A escritora polaca Olga Tokarczuk, Prémio Nobel da Literatura em 2018, disse dia 8 de Outubro, à noite, que “o leitor é sempre mais inteligente do que o escritor”, durante uma conversa com o jornalista Carlos Vaz Marques, sobre “Limites”, que decorreu na Tenda Vila Literária do FOLIO – Festival Internacional de Música de Óbidos.
Olga Tokarczuk justificou a afirmação com o facto de o leitor ser um “recetor sensível” ao que está a ser contado. “Muitas vezes, devolvem-me mais do que escrevo. Como leram outros livros são capazes de compará-los”, explicou. “É um coautor com quem estou constantemente em diálogo.”
Questionada por uma pessoa da assistência se equacionava escrever sobre o FOLIO e a sessão em que estava a participar, a escritora polaca disse que a escolha dos temas sobre os quais escreve não é consciente. “Vêm ter comigo e são impertinentes, porque querem ser contados. Vêm ter comigo durante a noite e inspiram-me. Não sou dona do meu próprio fado”, observou.
Convidada a explicar o que sentiu quando soube que era a primeira mulher a receber o Prémio Nobel da Literatura, Olga Tokarczuk respondeu que “o lugar do qual sai a minha escrita nem é feminino, nem masculino”. “O tal narrador terno não tem sexo.

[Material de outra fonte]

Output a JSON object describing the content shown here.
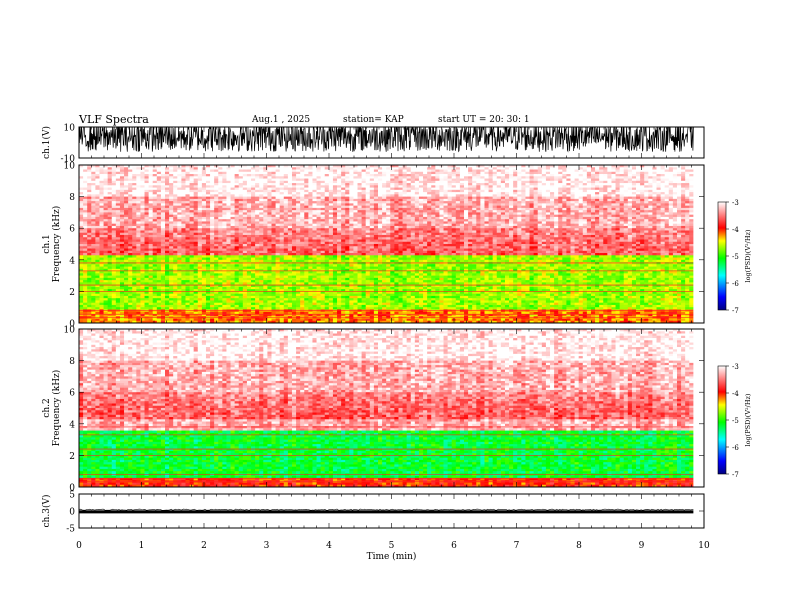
{
  "header": {
    "title": "VLF Spectra",
    "date": "Aug.1  , 2025",
    "station": "station= KAP",
    "start": "start  UT  =   20: 30: 1"
  },
  "chart_data": [
    {
      "type": "line",
      "name": "ch1-waveform",
      "ylabel": "ch.1(V)",
      "ylim": [
        -10,
        10
      ],
      "yticks": [
        "10",
        "-10"
      ],
      "xlim": [
        0,
        10
      ],
      "description_values": {
        "mean": 0,
        "amplitude_range": [
          -10,
          10
        ]
      }
    },
    {
      "type": "heatmap",
      "name": "ch1-spectrogram",
      "ylabel": "ch.1\nFrequency (kHz)",
      "ylim": [
        0,
        10
      ],
      "yticks": [
        "10",
        "8",
        "6",
        "4",
        "2",
        "0"
      ],
      "xlim": [
        0,
        10
      ],
      "bands_khz": [
        {
          "from": 0,
          "to": 0.8,
          "level": -4.2
        },
        {
          "from": 0.8,
          "to": 4.3,
          "level": -4.7
        },
        {
          "from": 4.3,
          "to": 10,
          "level": -3.3
        }
      ],
      "colorbar": {
        "label": "log(PSD)(V²/Hz)",
        "ticks": [
          "-3",
          "-4",
          "-5",
          "-6",
          "-7"
        ],
        "range": [
          -7,
          -3
        ]
      }
    },
    {
      "type": "heatmap",
      "name": "ch2-spectrogram",
      "ylabel": "ch.2\nFrequency (kHz)",
      "ylim": [
        0,
        10
      ],
      "yticks": [
        "10",
        "8",
        "6",
        "4",
        "2",
        "0"
      ],
      "xlim": [
        0,
        10
      ],
      "bands_khz": [
        {
          "from": 0,
          "to": 0.6,
          "level": -4.0
        },
        {
          "from": 0.6,
          "to": 3.6,
          "level": -5.2
        },
        {
          "from": 3.6,
          "to": 10,
          "level": -3.3
        }
      ],
      "colorbar": {
        "label": "log(PSD)(V²/Hz)",
        "ticks": [
          "-3",
          "-4",
          "-5",
          "-6",
          "-7"
        ],
        "range": [
          -7,
          -3
        ]
      }
    },
    {
      "type": "line",
      "name": "ch3-waveform",
      "ylabel": "ch.3(V)",
      "ylim": [
        -5,
        5
      ],
      "yticks": [
        "5",
        "0",
        "-5"
      ],
      "xlim": [
        0,
        10
      ],
      "description_values": {
        "mean": -0.3,
        "amplitude_range": [
          -0.7,
          0.2
        ]
      }
    }
  ],
  "xaxis": {
    "label": "Time  (min)",
    "ticks": [
      "0",
      "1",
      "2",
      "3",
      "4",
      "5",
      "6",
      "7",
      "8",
      "9",
      "10"
    ],
    "data_end": 9.83
  }
}
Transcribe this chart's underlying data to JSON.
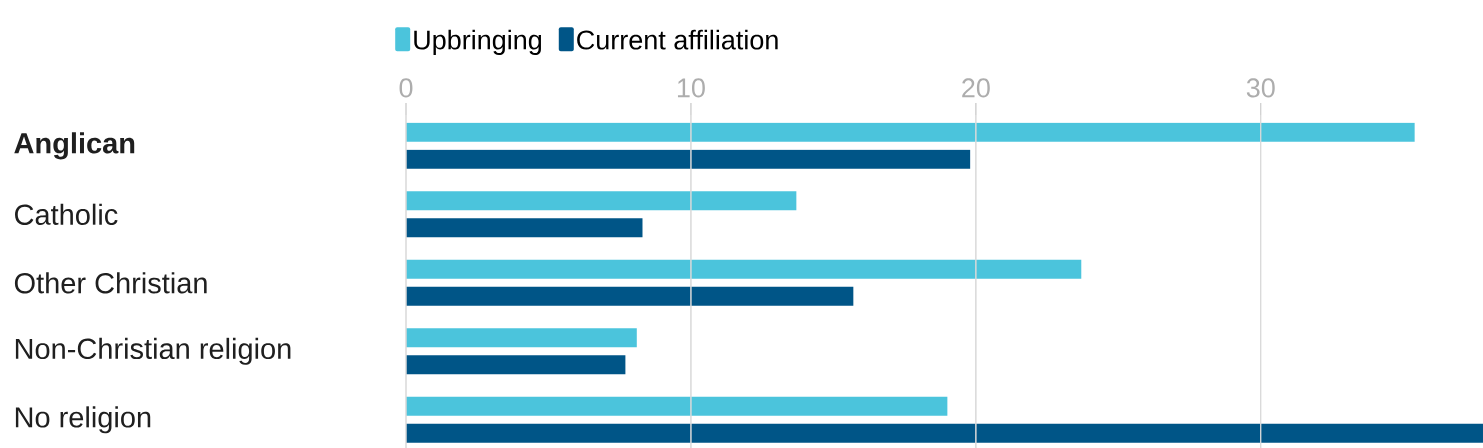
{
  "chart_data": {
    "type": "bar",
    "orientation": "horizontal",
    "categories": [
      "**Anglican**",
      "Catholic",
      "Other Christian",
      "Non-Christian religion",
      "No religion"
    ],
    "series": [
      {
        "name": "Upbringing",
        "color": "#4bc4dc",
        "values": [
          35.4,
          13.7,
          23.7,
          8.1,
          19.0
        ]
      },
      {
        "name": "Current affiliation",
        "color": "#005587",
        "values": [
          19.8,
          8.3,
          15.7,
          7.7,
          37.8
        ]
      }
    ],
    "xlim": [
      0,
      37.8
    ],
    "xticks": [
      0,
      10,
      20,
      30
    ],
    "grid": "x",
    "legend": "top"
  }
}
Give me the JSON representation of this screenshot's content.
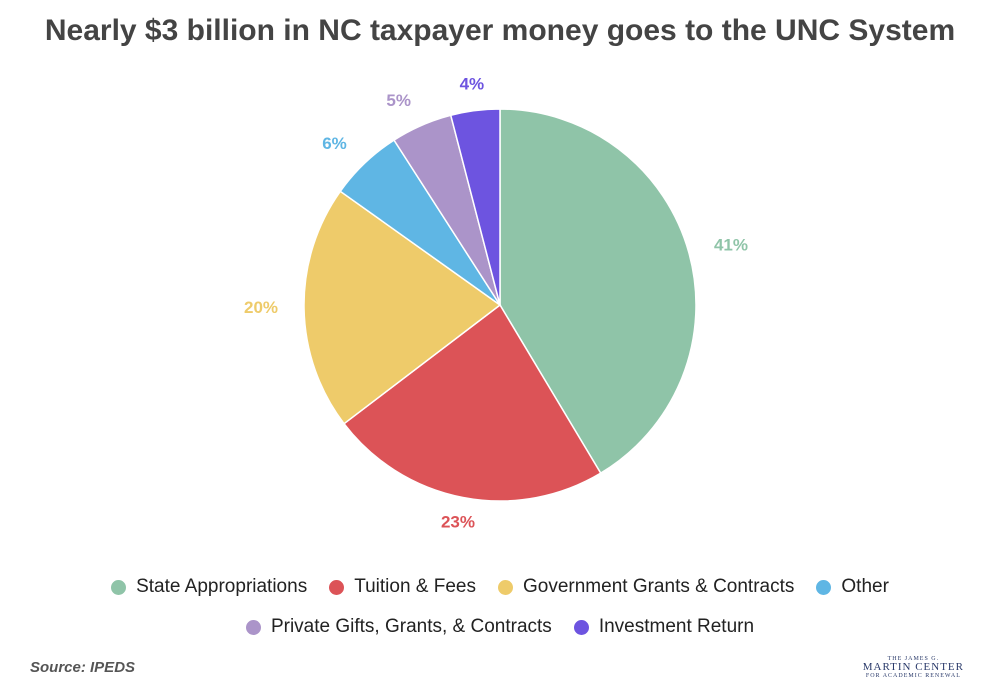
{
  "chart_data": {
    "type": "pie",
    "title": "Nearly $3 billion in NC taxpayer money goes to the UNC System",
    "categories": [
      "State Appropriations",
      "Tuition & Fees",
      "Government Grants & Contracts",
      "Other",
      "Private Gifts, Grants, & Contracts",
      "Investment Return"
    ],
    "values": [
      41,
      23,
      20,
      6,
      5,
      4
    ],
    "value_labels": [
      "41%",
      "23%",
      "20%",
      "6%",
      "5%",
      "4%"
    ],
    "colors": [
      "#8fc4a8",
      "#dc5357",
      "#eecb6a",
      "#5fb6e4",
      "#ab94c9",
      "#6d54e0"
    ],
    "legend": "bottom"
  },
  "source": "Source: IPEDS",
  "logo": [
    "THE JAMES G.",
    "MARTIN CENTER",
    "FOR ACADEMIC RENEWAL"
  ]
}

Sou mulher, estou solidária com as mulheres e agrada-me quando a voz feminina é ouvida, mas a arte e a literatura são coisas mais profundas, que não se conseguem dividir em géneros.”
A designação de “narrador terno” motivou uma pergunta de Carlos Vaz Marques sobre como chegou a essa ideia de ser capaz de escapar ao espaço e ao tempo e que vê espaços e tempos que não abarcamos totalmente. “Não sou capaz de começar a escrever sem ouvir a voz do narrador. Sei o que acontece, mas não sei quem vai contar essa história”, afirmou a escritora. “A autoficção é uma ferramenta narrativa muito potente. Vê o mundo como um todo. De cima, vê-se como somos todos iguais uns aos outros.”
Psicóloga de formação, Olga Tokarczuk referiu que “a literatura não é uma invenção” e que nos acompanha desde o início da formação humana. “E os mitos formatam a nossa sensibilidade e a forma de vermos o mundo”, acrescentou. “Já sei que não vou inventar nada novo, apenas acrescentar novos elementos deste mundo ao mundo antigo.”
A propósito da invasão da Ucrânia pela Rússia, a escritora polaca disse que, muitas vezes, se sente incapaz de comentar, porque a informação é transmitida para não ser compreendida, ao ser “semeada e controlada”. “Desde o início, todos sentimos insegurança e medo, porque as guerras de hoje não têm limites. Toca a todos”, avisou. “Somos manipulados por tiranos, como Putin”, acusou.